Yale College Dean Jonathan Holloway praised the addition of the two new classrooms, which flank the access services desk across the courtyard-level lobby from the reading room.

“The Beinecke is an incredible gem for scholars, but too often undergraduates don’t discover it until their senior years,” Holloway said. “The addition of the classrooms is a lovely opportunity for undergraduates to become exposed to the library and its world-class resources.”

The building’s architectural features — its exterior grid of granite and Vermont marble panels, six-story glass stack tower, and sculpture garden by sculptor Isamu Noguchi — have been refurbished to fully preserve architect Gordon Bunshaft’s modernist masterpiece, which opened in October 1963. Chicago-based HBRA Architects led the design work. New Haven-based Newman Architects was also heavily involved in the project.

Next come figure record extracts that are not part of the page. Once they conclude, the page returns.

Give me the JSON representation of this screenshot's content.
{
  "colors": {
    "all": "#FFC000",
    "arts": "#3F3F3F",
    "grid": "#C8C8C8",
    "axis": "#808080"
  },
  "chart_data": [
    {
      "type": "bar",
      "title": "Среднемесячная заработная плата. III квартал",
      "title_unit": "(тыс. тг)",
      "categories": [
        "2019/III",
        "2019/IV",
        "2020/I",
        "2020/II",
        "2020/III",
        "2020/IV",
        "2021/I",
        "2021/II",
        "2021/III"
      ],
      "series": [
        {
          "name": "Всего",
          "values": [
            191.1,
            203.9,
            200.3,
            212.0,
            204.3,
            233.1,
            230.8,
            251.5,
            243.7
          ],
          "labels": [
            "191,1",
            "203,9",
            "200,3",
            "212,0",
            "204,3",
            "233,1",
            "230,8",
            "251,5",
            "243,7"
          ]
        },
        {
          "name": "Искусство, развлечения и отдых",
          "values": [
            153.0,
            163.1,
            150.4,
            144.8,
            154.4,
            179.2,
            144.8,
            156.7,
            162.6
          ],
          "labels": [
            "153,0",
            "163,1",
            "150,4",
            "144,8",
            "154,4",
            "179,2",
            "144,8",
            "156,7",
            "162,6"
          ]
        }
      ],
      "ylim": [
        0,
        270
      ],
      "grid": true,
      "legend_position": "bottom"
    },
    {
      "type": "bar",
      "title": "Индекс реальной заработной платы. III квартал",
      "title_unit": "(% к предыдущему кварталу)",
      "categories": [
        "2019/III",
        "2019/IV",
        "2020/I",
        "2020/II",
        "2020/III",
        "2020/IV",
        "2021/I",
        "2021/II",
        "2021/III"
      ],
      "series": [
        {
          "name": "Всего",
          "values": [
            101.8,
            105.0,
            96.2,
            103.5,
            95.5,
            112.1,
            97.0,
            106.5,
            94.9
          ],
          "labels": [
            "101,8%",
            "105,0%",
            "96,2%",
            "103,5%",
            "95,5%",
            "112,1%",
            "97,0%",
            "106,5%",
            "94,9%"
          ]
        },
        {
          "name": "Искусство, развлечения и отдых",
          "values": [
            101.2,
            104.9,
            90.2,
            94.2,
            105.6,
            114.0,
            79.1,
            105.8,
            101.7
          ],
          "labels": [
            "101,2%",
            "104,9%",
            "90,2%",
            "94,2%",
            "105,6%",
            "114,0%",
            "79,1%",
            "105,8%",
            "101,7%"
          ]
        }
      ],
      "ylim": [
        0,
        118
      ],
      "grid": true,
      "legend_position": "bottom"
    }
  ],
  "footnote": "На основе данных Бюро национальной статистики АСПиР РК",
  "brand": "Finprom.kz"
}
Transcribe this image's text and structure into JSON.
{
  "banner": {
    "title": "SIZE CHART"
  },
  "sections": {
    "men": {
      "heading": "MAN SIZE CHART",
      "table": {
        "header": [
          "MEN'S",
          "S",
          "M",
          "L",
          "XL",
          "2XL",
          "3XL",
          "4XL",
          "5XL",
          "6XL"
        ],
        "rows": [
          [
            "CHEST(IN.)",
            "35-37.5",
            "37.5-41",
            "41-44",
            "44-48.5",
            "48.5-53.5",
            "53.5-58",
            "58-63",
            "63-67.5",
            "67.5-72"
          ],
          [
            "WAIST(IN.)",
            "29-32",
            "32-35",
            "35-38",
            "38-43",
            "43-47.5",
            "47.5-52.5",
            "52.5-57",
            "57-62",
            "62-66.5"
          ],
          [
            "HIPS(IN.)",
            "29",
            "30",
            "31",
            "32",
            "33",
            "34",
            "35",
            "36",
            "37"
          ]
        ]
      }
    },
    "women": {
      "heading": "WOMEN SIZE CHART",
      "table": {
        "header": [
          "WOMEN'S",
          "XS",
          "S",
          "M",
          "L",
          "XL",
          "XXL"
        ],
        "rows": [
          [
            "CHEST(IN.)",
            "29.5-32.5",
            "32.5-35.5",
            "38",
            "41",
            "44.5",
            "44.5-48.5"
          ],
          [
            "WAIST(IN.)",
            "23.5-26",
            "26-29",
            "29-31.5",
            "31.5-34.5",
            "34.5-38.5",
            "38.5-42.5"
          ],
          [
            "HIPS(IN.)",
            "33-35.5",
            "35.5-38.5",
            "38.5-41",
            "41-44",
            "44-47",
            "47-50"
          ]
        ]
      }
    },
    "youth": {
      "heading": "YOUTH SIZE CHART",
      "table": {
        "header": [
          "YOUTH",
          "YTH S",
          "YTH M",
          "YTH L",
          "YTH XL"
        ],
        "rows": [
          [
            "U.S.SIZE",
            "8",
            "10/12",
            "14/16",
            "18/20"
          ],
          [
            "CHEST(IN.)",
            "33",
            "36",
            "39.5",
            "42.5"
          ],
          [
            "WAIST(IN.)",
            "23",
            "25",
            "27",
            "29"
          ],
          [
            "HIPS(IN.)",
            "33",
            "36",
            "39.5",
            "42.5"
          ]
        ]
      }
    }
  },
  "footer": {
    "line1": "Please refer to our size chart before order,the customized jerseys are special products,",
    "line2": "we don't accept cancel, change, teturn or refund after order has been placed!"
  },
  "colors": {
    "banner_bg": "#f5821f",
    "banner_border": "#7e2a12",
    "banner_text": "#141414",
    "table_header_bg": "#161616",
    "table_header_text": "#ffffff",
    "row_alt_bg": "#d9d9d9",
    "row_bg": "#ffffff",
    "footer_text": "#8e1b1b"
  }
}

The library operated a temporary reading room and classroom in Sterling Memorial Library from May 2015 through July, providing researchers, faculty, and students access to collection material. The libraries’ access services staff would don hardhats and safety goggles to pass through construction zones on their way to retrieve collection material from protected areas in the building’s basement. 

The day the library reopened, students occupied the couches and chairs on the library’s mezzanine level, surrounded by the translucent marble and the volumes lining the stack tower.

The bulk of the renovation involved upgrading the library’s mechanical infrastructure — its plumbing, electrical, heating, and cooling systems — much of which was original to the building. Machinery in the building’s sub-basement, including room-sized air handlers and chillers, was replaced with state-of-the-art equipment. The building’s security and fire-suppression systems were also upgraded. New lighting was installed in the stack tower.

Barbara Shailor, senior research scholar and senior lecturer in the Department of Classics and a former director of the Beinecke Library, said she was “eager” to return to the reading room.

“I’m a little choked up about this,” said Shailor, former deputy provost for the arts who first visited the Beinecke as an intern in 1970. “Those were a hard 16 months.”

The Beinecke will host an open house for Yale students on Saturday, Sept. 24, and will open its doors to public for a community day on Saturday, Oct. 8 from 10 a.m. to 4 p.m.

The Beinecke Rare Book & Manuscript Library, located at 121 Wall St. in New Haven, is one of the world’s largest libraries devoted entirely to rare books and manuscripts and is Yale’s principal repository for literary archives, early manuscripts, and rare books.